Daintree

The Daintree rain forest is a national park in far north Queensland. It was founded in 1981 and it became a World Heritage Site in 1988. The park consists of two sections, with a settled agricultural area between them which includes the towns of Mossman and Daintree Village.

One entrance to Daintree National Park is located south of the Daintree River at Mossman Gorge where a visitor centre has been built from where tourists take a shuttle bus to the gorge, where they can take a walk or a refreshing swim.

The most spectacular and oldest part of the Daintree rain forest is north of the Daintree River. There is a range of boardwalks and untouched beaches to explore, and the endangered cassowary can be encountered anywhere.

Cape Tribulation

Cape Tribulation is 110 Kms north of Cairns and is within the Daintree National Park.

The Cape was named by Captain James Cook on June 10th 1770 after his ship scraped a reef north east of the Cape. Cook steered away from the coast into deeper water but at 10:30 pm the ship ran aground on what is now named Endeavour Reef. The ship stuck fast and was badly damaged, desperate measures being needed to prevent it foundering until it was re-floated the next day. Cook recorded “… the north point was named Cape Tribulation because here began all our troubles”.

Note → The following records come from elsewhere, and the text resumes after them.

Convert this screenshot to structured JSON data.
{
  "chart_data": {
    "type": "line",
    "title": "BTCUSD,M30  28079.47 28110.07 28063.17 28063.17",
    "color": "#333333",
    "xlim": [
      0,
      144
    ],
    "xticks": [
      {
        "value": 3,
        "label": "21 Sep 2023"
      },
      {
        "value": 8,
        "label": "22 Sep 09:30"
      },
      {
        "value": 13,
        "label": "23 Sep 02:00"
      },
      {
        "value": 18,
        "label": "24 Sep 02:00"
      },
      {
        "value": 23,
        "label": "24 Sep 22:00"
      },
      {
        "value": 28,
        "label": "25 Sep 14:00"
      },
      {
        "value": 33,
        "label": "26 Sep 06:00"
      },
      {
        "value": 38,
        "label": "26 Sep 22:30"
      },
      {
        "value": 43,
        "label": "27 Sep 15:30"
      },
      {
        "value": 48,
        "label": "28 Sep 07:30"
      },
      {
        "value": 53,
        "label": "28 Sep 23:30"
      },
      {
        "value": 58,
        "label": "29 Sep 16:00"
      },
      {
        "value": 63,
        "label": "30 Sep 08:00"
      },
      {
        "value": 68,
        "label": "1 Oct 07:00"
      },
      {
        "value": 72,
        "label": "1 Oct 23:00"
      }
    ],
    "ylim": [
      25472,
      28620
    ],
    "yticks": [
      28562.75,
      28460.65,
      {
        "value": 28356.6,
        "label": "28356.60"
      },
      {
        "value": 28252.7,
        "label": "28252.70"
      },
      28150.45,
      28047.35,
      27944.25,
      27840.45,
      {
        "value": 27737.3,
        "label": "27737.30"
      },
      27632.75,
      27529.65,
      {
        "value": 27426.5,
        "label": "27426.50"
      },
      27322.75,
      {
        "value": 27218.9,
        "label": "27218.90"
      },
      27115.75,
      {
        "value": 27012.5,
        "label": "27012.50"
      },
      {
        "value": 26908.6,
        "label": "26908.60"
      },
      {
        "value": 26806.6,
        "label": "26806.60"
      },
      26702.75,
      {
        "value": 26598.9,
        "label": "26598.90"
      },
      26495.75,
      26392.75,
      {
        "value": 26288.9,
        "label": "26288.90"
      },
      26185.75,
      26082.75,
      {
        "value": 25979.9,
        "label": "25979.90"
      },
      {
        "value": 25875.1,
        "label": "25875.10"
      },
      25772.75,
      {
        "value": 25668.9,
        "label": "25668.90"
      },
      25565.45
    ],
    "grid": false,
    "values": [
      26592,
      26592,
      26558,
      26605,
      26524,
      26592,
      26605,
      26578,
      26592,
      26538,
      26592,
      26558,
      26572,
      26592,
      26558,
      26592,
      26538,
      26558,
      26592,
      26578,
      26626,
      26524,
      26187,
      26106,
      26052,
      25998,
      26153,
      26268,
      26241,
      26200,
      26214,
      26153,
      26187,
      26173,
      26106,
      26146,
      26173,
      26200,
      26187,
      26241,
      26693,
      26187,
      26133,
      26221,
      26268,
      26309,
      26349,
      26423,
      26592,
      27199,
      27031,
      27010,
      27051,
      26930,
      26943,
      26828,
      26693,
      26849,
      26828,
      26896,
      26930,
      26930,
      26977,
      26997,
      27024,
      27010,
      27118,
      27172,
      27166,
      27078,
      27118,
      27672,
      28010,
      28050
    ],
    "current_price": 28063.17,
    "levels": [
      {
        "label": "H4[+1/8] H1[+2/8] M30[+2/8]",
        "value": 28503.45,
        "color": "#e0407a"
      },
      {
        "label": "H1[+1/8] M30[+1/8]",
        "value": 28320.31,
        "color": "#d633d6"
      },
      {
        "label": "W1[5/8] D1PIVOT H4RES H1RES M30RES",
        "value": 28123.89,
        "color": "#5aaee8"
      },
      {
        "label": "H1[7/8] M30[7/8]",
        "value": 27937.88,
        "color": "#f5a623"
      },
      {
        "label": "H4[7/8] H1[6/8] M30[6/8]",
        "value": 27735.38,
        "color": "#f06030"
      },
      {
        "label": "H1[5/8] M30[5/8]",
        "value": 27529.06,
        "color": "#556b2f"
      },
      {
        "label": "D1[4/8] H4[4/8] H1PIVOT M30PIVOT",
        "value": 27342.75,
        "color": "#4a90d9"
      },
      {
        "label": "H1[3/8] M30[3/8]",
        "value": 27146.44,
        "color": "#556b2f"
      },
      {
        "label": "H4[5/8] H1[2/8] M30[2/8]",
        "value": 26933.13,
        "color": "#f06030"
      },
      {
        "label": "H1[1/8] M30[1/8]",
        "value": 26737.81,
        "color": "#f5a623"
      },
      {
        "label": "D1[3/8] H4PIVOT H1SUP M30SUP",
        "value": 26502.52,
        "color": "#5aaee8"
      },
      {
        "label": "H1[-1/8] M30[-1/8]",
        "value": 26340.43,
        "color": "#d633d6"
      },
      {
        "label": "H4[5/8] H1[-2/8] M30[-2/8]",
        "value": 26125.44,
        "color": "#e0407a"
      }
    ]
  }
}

The Bloomfield Track was completed in 1984 connecting Cooktown to Cape Tribulation. It is 30 Kms long and is impassable without a good four wheel drive vehicle. The road is only partially sealed and may be impassable after bad weather.

Part way down the track we stop at the Bloomfield Falls – quite impressive.

Re-Enactment Of Cook’s Landing

248 years to the day when Captain James Cook and his crew beached the Endeavour starting their 48 day adventure in Cooktown. Amongst others these were some of the significant historical moments :

  • First meaningful contact between the British explorers and the natural inhabitants of this land
  • Six recorded meetings between the two cultures
  • 150 words of the local Guugu Yimithir language recorded
  • First sighting and sketch of the gangurru (forever afterwards known as the kangaroo)
  • First recorded act of reconciliation in Australian history
  • Discovery of many new plant and animal species never before recorded

This re-enactment was a very moving experience for us.

Cooktown

Cooktown. We have selected a campground and head straight there. Bad news – we have turned up at the start of one of the biggest tourist weekends in the Cooktown year – the anniversary of James Cook’s landing in 1770. And there is literally ‘no room at the Inn’.

So we make some desperate phone calls and, fortunately, find an unpowered site in a caravan park that turns out to be just perfect – very lucky.

 

 

Undara Volcanic National Park

Undara Volcanic is a National Park in North Queensland. It is notable for its lava tubes and gem fossicking.  The park contains the remains of the Earth’s  longest flow of lava originating from a single volcanic crater. The lava flow is about 160 Kms long.

The area 164 volcanoes, vents and cones. The lava tubes are regarded amongst the largest and longest on the planet. The word Undara is aboriginal in origin and means a long way.

The volcanic activity that formed the tubes occurred approximately 189,000 years ago and the volcano Undara expelled massive amounts of lava onto the surrounding Atherton Tableland. In total it was estimated that over 23 billion cubic metres of lava was released covering an area of 55 Km2.